Dalla 18ª sezione del Tribunale di Roma arriva una sentenza storica che farà sicuramente da precedente: negozi, ristoranti, servizi pubblici e professionisti non hanno il diritto all’oblio. Così però si rischia di fare diversi passi indietro sulla questione “recensioni online”.
Se si respirava un’aria nuova e positiva dopo l’
accordo della scorsa estate tra Fipe e TripAdvisor su un maggior controllo dei commenti lasciati sul web e su una
revisione dei principi coi quali si classificavano i locali sul portale, ora invece tutto sembra che si debba ripensare.

Tutto nasce da una vicenda che ha coinvolto un chirurgo plastico di Roma che sulla sua scheda Google My Business si era ritrovato - tra molteplici recensioni positive - quattro post estremamente negativi. Così aveva chiesto a Google di rimuoverli facendogli causa. Ma in aula il giudice ha “assolto” Google e condannato il chirurgo a pagare le spese legali.
Quello che più preoccupa è la motivazione che si legge nella sentenza del giudice, che recita: “Il diritto di critica può essere esercitato anche in modo graffiante e con toni aspri”. Vero è che in democrazia ognuno può esprimere il proprio parere. Ma: chi stabilisce quali sono i limiti dei “modi graffianti”? E chi riesce a differenziare tra “toni aspri” e “toni offensivi”? In ultimo, la questione più importante: il giudice si sarà interrogato sulla veridicità di quei commenti?
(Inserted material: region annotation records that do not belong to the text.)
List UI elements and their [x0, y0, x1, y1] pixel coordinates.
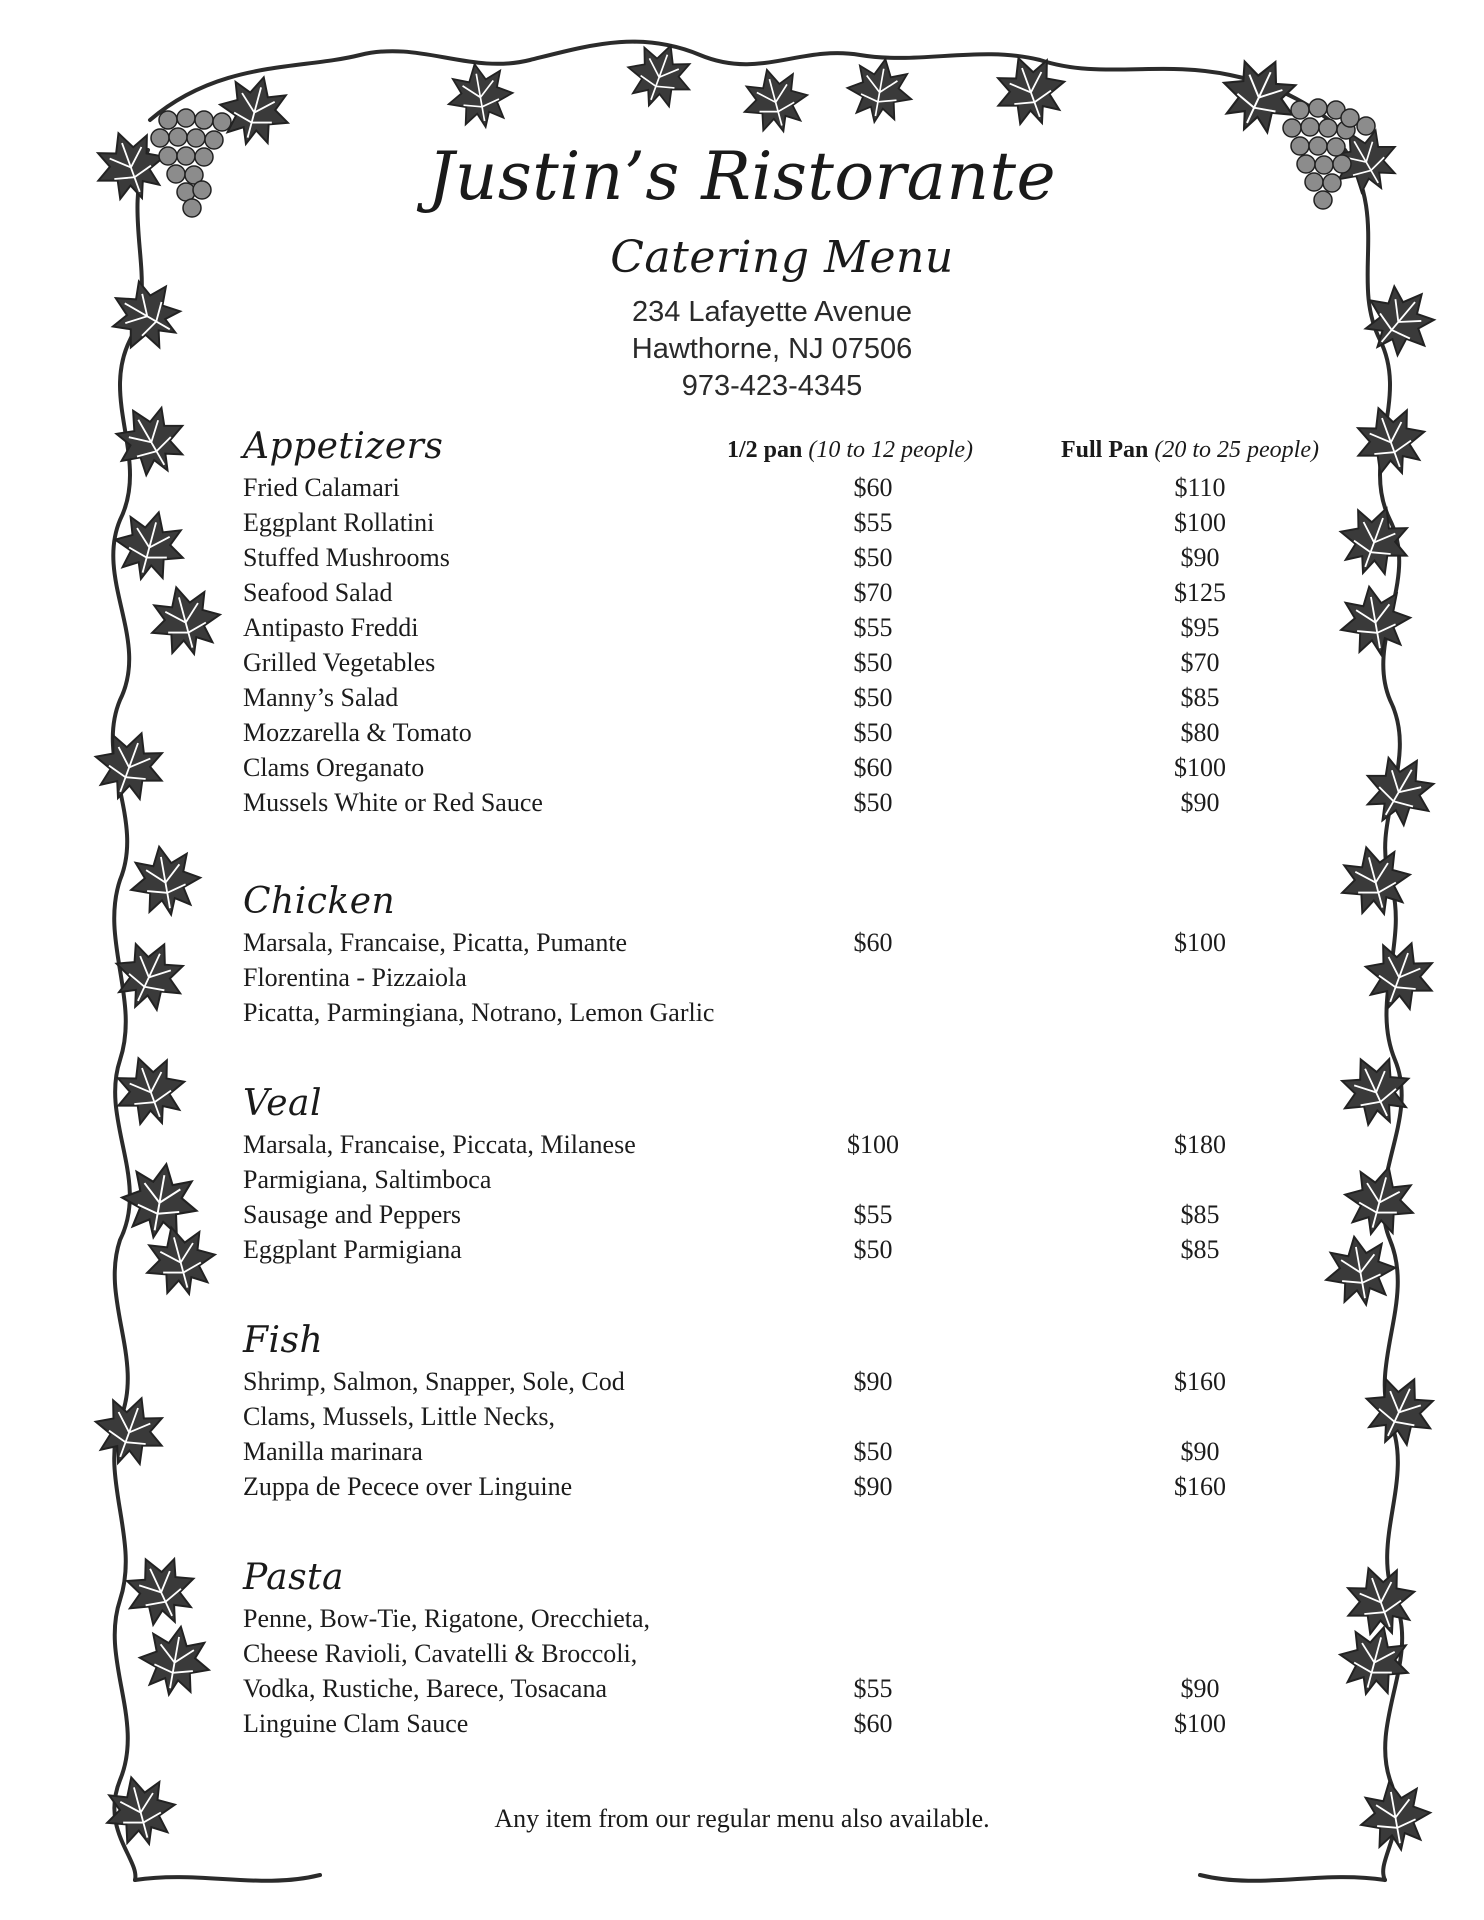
menu-item-row: [243, 1469, 1353, 1504]
menu-item-row: [243, 960, 1353, 995]
full-pan-price: $90: [1180, 543, 1220, 572]
section-title: Veal: [243, 1083, 322, 1124]
footer-note: Any item from our regular menu also available.: [494, 1804, 990, 1833]
full-pan-price: $180: [1174, 1130, 1226, 1159]
full-pan-price: $110: [1174, 473, 1226, 502]
address-street: 234 Lafayette Avenue: [631, 296, 913, 328]
item-name: Manny’s Salad: [243, 683, 399, 712]
half-pan-price: $50: [853, 648, 893, 677]
full-pan-note: (20 to 25 people): [1154, 437, 1319, 463]
menu-item-row: [243, 645, 1353, 680]
menu-item-row: [243, 610, 1353, 645]
item-name: Fried Calamari: [243, 473, 400, 502]
menu-item-row: [243, 505, 1353, 540]
section-title: Appetizers: [243, 426, 444, 467]
full-pan-price: $80: [1180, 718, 1220, 747]
half-pan-price: $100: [847, 1130, 899, 1159]
section-pasta: [243, 1555, 1353, 1741]
full-pan-price: $100: [1174, 1709, 1226, 1738]
menu-item-row: [243, 540, 1353, 575]
full-pan-price: $160: [1174, 1367, 1226, 1396]
item-name: Eggplant Parmigiana: [243, 1235, 462, 1264]
full-pan-price: $100: [1174, 753, 1226, 782]
half-pan-price: $55: [853, 508, 893, 537]
half-pan-price: $50: [853, 718, 893, 747]
item-name: Florentina - Pizzaiola: [243, 963, 467, 992]
item-name: Clams, Mussels, Little Necks,: [243, 1402, 555, 1431]
item-name: Penne, Bow-Tie, Rigatone, Orecchieta,: [243, 1604, 650, 1633]
item-name: Marsala, Francaise, Picatta, Pumante: [243, 928, 628, 957]
section-veal: [243, 1081, 1353, 1267]
menu-item-row: [243, 1671, 1353, 1706]
menu-item-row: [243, 1364, 1353, 1399]
menu-item-row: [243, 785, 1353, 820]
half-pan-label: 1/2 pan: [727, 437, 803, 463]
menu-item-row: [243, 1399, 1353, 1434]
half-pan-price: $60: [853, 753, 893, 782]
half-pan-price: $90: [853, 1367, 893, 1396]
phone-number: 973-423-4345: [681, 370, 863, 402]
item-name: Linguine Clam Sauce: [243, 1709, 469, 1738]
item-name: Zuppa de Pecece over Linguine: [243, 1472, 573, 1501]
menu-item-row: [243, 1232, 1353, 1267]
menu-item-row: [243, 1706, 1353, 1741]
menu-item-row: [243, 750, 1353, 785]
full-pan-price: $100: [1174, 508, 1226, 537]
full-pan-price: $85: [1180, 1235, 1220, 1264]
menu-item-row: [243, 1162, 1353, 1197]
full-pan-price: $125: [1174, 578, 1226, 607]
full-pan-price: $85: [1180, 1200, 1220, 1229]
section-fish: [243, 1318, 1353, 1504]
half-pan-price: $50: [853, 788, 893, 817]
menu-item-row: [243, 470, 1353, 505]
item-name: Eggplant Rollatini: [243, 508, 435, 537]
menu-item-row: [243, 680, 1353, 715]
half-pan-price: $60: [853, 928, 893, 957]
full-pan-price: $100: [1174, 928, 1226, 957]
section-title: Fish: [243, 1320, 324, 1361]
full-pan-price: $90: [1180, 1437, 1220, 1466]
menu-item-row: [243, 1601, 1353, 1636]
item-name: Cheese Ravioli, Cavatelli & Broccoli,: [243, 1639, 638, 1668]
section-title: Pasta: [243, 1557, 344, 1598]
half-pan-price: $50: [853, 1235, 893, 1264]
left-leaves: [85, 268, 228, 1853]
menu-item-row: [243, 1127, 1353, 1162]
item-name: Marsala, Francaise, Piccata, Milanese: [243, 1130, 636, 1159]
item-name: Stuffed Mushrooms: [243, 543, 450, 572]
half-pan-price: $60: [853, 473, 893, 502]
item-name: Grilled Vegetables: [243, 648, 436, 677]
item-name: Clams Oreganato: [243, 753, 425, 782]
half-pan-price: $50: [853, 543, 893, 572]
item-name: Mussels White or Red Sauce: [243, 788, 543, 817]
half-pan-price: $55: [853, 1674, 893, 1703]
menu-item-row: [243, 995, 1353, 1030]
address-city: Hawthorne, NJ 07506: [631, 333, 913, 365]
half-pan-price: $70: [853, 578, 893, 607]
menu-item-row: [243, 1636, 1353, 1671]
half-pan-price: $55: [853, 1200, 893, 1229]
menu-item-row: [243, 1434, 1353, 1469]
half-pan-price: $55: [853, 613, 893, 642]
half-pan-price: $60: [853, 1709, 893, 1738]
half-pan-price: $50: [853, 1437, 893, 1466]
item-name: Sausage and Peppers: [243, 1200, 462, 1229]
full-pan-price: $70: [1180, 648, 1220, 677]
menu-item-row: [243, 925, 1353, 960]
item-name: Vodka, Rustiche, Barece, Tosacana: [243, 1674, 607, 1703]
half-pan-note: (10 to 12 people): [808, 437, 973, 463]
full-pan-price: $160: [1174, 1472, 1226, 1501]
item-name: Mozzarella & Tomato: [243, 718, 472, 747]
section-appetizers: [243, 424, 1353, 820]
menu-item-row: [243, 715, 1353, 750]
menu-title: Catering Menu: [610, 232, 954, 283]
full-pan-label: Full Pan: [1061, 437, 1149, 463]
section-title: Chicken: [243, 881, 396, 922]
full-pan-price: $95: [1180, 613, 1220, 642]
item-name: Antipasto Freddi: [243, 613, 419, 642]
full-pan-price: $90: [1180, 1674, 1220, 1703]
full-pan-price: $90: [1180, 788, 1220, 817]
menu-item-row: [243, 1197, 1353, 1232]
section-chicken: [243, 879, 1353, 1030]
item-name: Manilla marinara: [243, 1437, 423, 1466]
half-pan-price: $50: [853, 683, 893, 712]
item-name: Seafood Salad: [243, 578, 393, 607]
restaurant-name: Justin’s Ristorante: [427, 138, 1057, 215]
item-name: Parmigiana, Saltimboca: [243, 1165, 492, 1194]
full-pan-price: $85: [1180, 683, 1220, 712]
item-name: Picatta, Parmingiana, Notrano, Lemon Garlic: [243, 998, 715, 1027]
item-name: Shrimp, Salmon, Snapper, Sole, Cod: [243, 1367, 625, 1396]
menu-item-row: [243, 575, 1353, 610]
half-pan-price: $90: [853, 1472, 893, 1501]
Gli autori saranno davvero stati dal chirurgo plastico di Roma?
Rifacendoci alle decine di storie legate a ristoratori vessati da commenti offensivi e fasulli, il dubbio non può che sorgere insieme al chiedersi perché un cittadino - secondo la Corte di Giustizia europea - abbia il diritto all’oblio, mentre un’attività no. I servizi di recensioni in rete - si evince dalla sentenza - hanno diritto di esistere a prescindere dalla volontà di chi viene recensito, perché sulla possibile contrarietà del gestore dell'esercizio prevale il diritto di critica degli utenti. Le recensioni possono anche essere negative: conta di più l'interesse generale che quello del singolo.